ALL female athletes – not just elite athletes – need to value training to play sports.
Researchers have shown there are many benefits for every female athlete – these are just some of the most important:
1. Minimize the risk of injury,*
2. Stabilize and strengthen the lower body, and
3. Minimize the risk of osteoarthritis (OA); this will affect 70% of all females that suffer knee injuries within 12 years of the injury as compared to injured males who may, or may not have an OA challenge within 20 years,
Let’s say you are thinking that injuries and sports HAPPEN!! AGREED!! However, did you know that the trained female athlete will bounce back more quickly than an untrained athlete?

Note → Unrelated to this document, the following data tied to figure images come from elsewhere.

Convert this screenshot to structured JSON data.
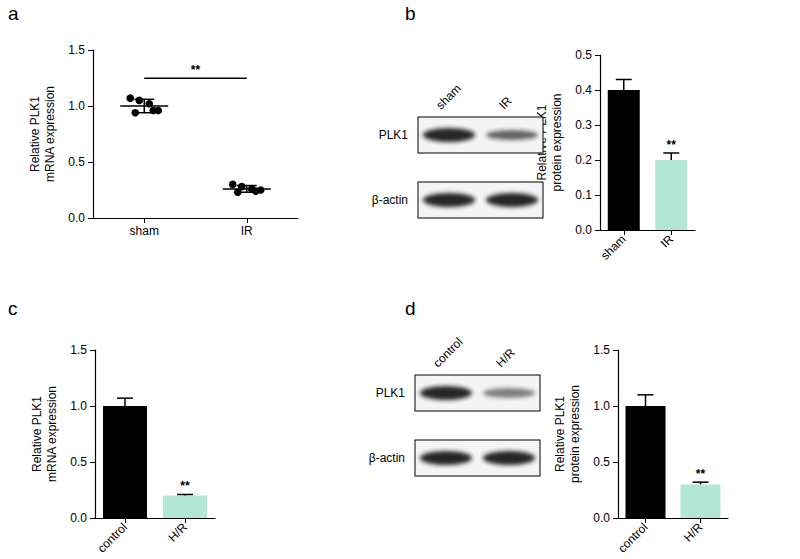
{
  "chart_data": [
    {
      "panel": "a",
      "type": "scatter",
      "ylabel": "Relative PLK1\nmRNA expression",
      "categories": [
        "sham",
        "IR"
      ],
      "points": [
        [
          1.07,
          1.05,
          1.02,
          0.96,
          0.94,
          0.96
        ],
        [
          0.3,
          0.28,
          0.26,
          0.25,
          0.23,
          0.24
        ]
      ],
      "means": [
        1.0,
        0.26
      ],
      "errors": [
        0.06,
        0.03
      ],
      "color": "#000000",
      "ylim": [
        0,
        1.5
      ],
      "yticks": [
        {
          "value": 0,
          "label": "0.0"
        },
        0.5,
        {
          "value": 1,
          "label": "1.0"
        },
        1.5
      ],
      "grid": false,
      "significance": {
        "label": "**",
        "between": [
          "sham",
          "IR"
        ]
      }
    },
    {
      "panel": "b",
      "type": "bar",
      "ylabel": "Relative PLK1\nprotein expression",
      "categories": [
        "sham",
        "IR"
      ],
      "values": [
        0.4,
        0.2
      ],
      "errors": [
        0.03,
        0.02
      ],
      "colors": [
        "#000000",
        "#b3e6d5"
      ],
      "ylim": [
        0,
        0.5
      ],
      "yticks": [
        {
          "value": 0,
          "label": "0.0"
        },
        0.1,
        0.2,
        0.3,
        0.4,
        0.5
      ],
      "grid": false,
      "significance": {
        "label": "**",
        "category": "IR"
      },
      "blot": {
        "lanes": [
          "sham",
          "IR"
        ],
        "rows": [
          "PLK1",
          "β-actin"
        ]
      }
    },
    {
      "panel": "c",
      "type": "bar",
      "ylabel": "Relative PLK1\nmRNA expression",
      "categories": [
        "control",
        "H/R"
      ],
      "values": [
        1.0,
        0.2
      ],
      "errors": [
        0.07,
        0.01
      ],
      "colors": [
        "#000000",
        "#b3e6d5"
      ],
      "ylim": [
        0,
        1.5
      ],
      "yticks": [
        {
          "value": 0,
          "label": "0.0"
        },
        0.5,
        {
          "value": 1,
          "label": "1.0"
        },
        1.5
      ],
      "grid": false,
      "significance": {
        "label": "**",
        "category": "H/R"
      }
    },
    {
      "panel": "d",
      "type": "bar",
      "ylabel": "Relative PLK1\nprotein expression",
      "categories": [
        "control",
        "H/R"
      ],
      "values": [
        1.0,
        0.3
      ],
      "errors": [
        0.1,
        0.02
      ],
      "colors": [
        "#000000",
        "#b3e6d5"
      ],
      "ylim": [
        0,
        1.5
      ],
      "yticks": [
        {
          "value": 0,
          "label": "0.0"
        },
        0.5,
        {
          "value": 1,
          "label": "1.0"
        },
        1.5
      ],
      "grid": false,
      "significance": {
        "label": "**",
        "category": "H/R"
      },
      "blot": {
        "lanes": [
          "control",
          "H/R"
        ],
        "rows": [
          "PLK1",
          "β-actin"
        ]
      }
    }
  ]
}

Further, even though females play sports for far more social reasons than males – many want to be quicker, stronger, and generate more power – sport-specific training is the only way to optimize this for all athletes. Now, the teen female athlete has many challenges listed under “Differences between female and male athletes” on my website. One challenge – absence of a neuromuscular spurt at puberty – is attracting much attention from researchers.
Also, it is now known that my BNP Training (balance, neuromuscular control, and proprioception) not only helps every athlete develop a solid kinetic chain; it will help minimize the risk for OA.

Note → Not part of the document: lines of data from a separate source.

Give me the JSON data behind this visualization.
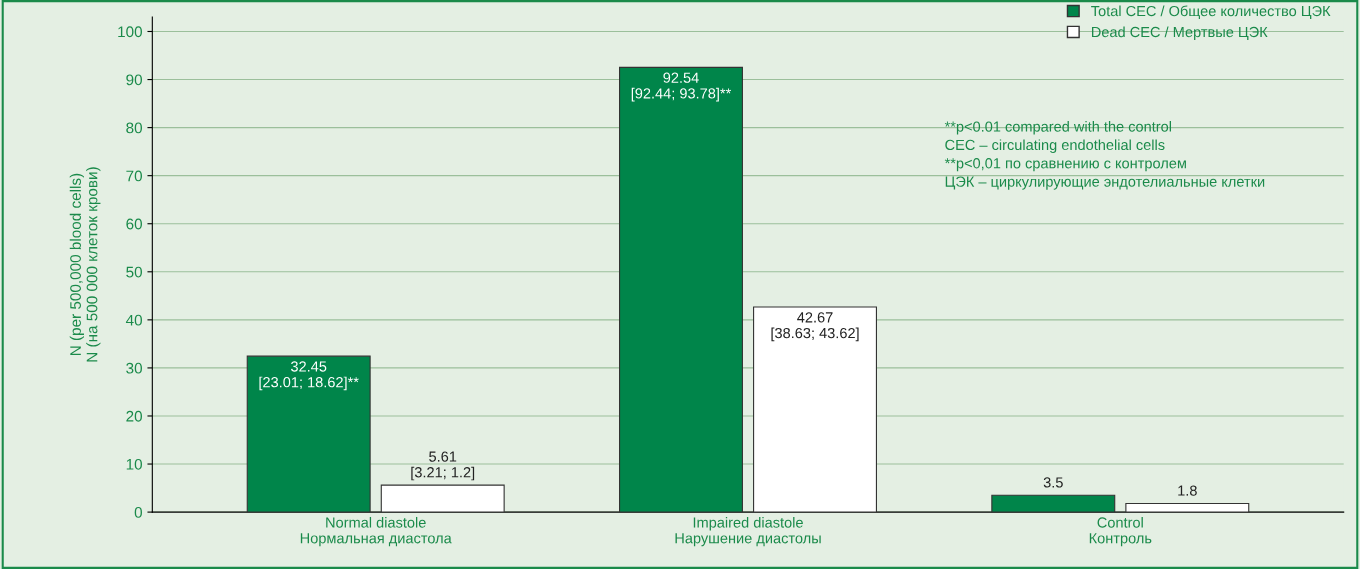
{
  "chart_data": {
    "type": "bar",
    "categories": [
      "Normal diastole\nНормальная диастола",
      "Impaired diastole\nНарушение диастолы",
      "Control\nКонтроль"
    ],
    "ylabel": "N (per 500,000 blood cells)\nN (на 500 000 клеток крови)",
    "series": [
      {
        "name": "Total CEC / Общее количество ЦЭК",
        "color": "#00854a",
        "values": [
          32.45,
          92.54,
          3.5
        ],
        "value_labels": [
          "32.45\n[23.01; 18.62]**",
          "92.54\n[92.44; 93.78]**",
          "3.5"
        ]
      },
      {
        "name": "Dead CEC / Мертвые ЦЭК",
        "color": "#ffffff",
        "values": [
          5.61,
          42.67,
          1.8
        ],
        "value_labels": [
          "5.61\n[3.21; 1.2]",
          "42.67\n[38.63; 43.62]",
          "1.8"
        ]
      }
    ],
    "annotations": [
      "**p<0.01 compared with the control\nCEC – circulating endothelial cells\n**p<0,01 по сравнению с контролем\nЦЭК – циркулирующие эндотелиальные клетки"
    ],
    "ylim": [
      0,
      103
    ],
    "yticks": [
      0,
      10,
      20,
      30,
      40,
      50,
      60,
      70,
      80,
      90,
      100
    ],
    "grid": "y",
    "legend": "top right"
  }
}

Couple BNP Training with safe and age-appropriate guidelines and every athlete will benefit from a stronger foundation. Volunteer coaches, parents, guardians, and the adolescent (teen) female athletes need to find time in their busy schedules to make certain the female athlete’s core and joints (also the upper body for overhead sports) are ready to develop the required skills for each sport.
Historically, male athletes have trained to play sports and female athletes have just played their sports. There is compelling research from independent researchers that provide valued insight into why training to play sports is very important for all female athletes; e.g., a link between the central nervous system and fatigue in females has been identified recently. I am hoping in the next decade we will see female athletes embrace training to play sports and the current too high injury rate causing 40,000+ ACL surgeries (just in USA) and up to 250,000 female sports related knee injuries annually, will lower over time.

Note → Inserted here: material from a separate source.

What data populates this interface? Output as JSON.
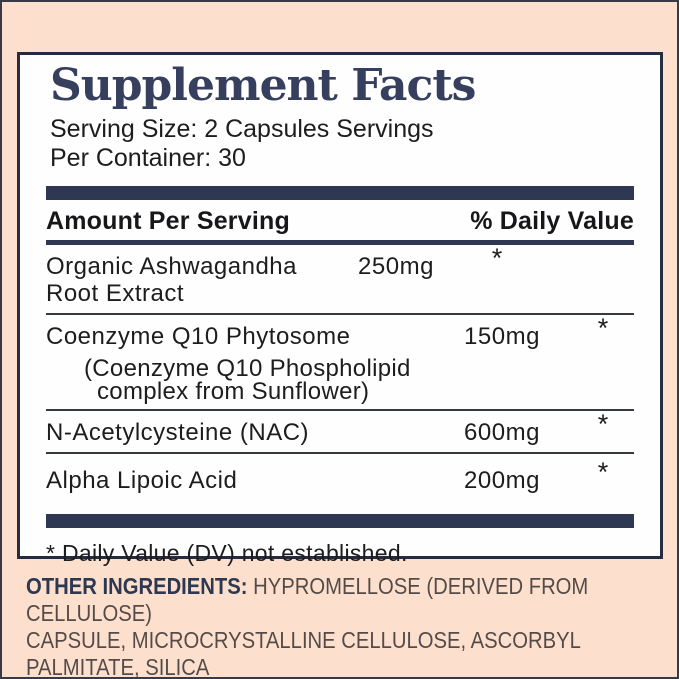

Call me old school, but the future Moms do not need an OA challenge in their late twenties or early thirties. Youth sports, et al has to understand that pro athletes take off time to rejuvenate their body and their mind; then, they begin training for their next season. Now, youth sports is on a 10 – 11 month cycle between club and varsity sports through high school. Doctors know this year-round sports cycle with youth, who have open growth plates, is a primary cause of the too high rate of lower body injury.
Since no one wants to see any athlete idled by injury, it is time to reign in what has led to this too high injury rate and listen to healthcare professionals. Common sense says that healthcare professionals are committed to helping all athletes stay healthy. Let’s listen to them. An orthopaedic surgeon, Dr. Geier says he is asked why he wants to see the injury rate go down, since he and his colleagues would benefit from more procedures. He says: “it’s the right thing to do.”
* There are no training programs that can guarantee injury will not occur during training or playing sports.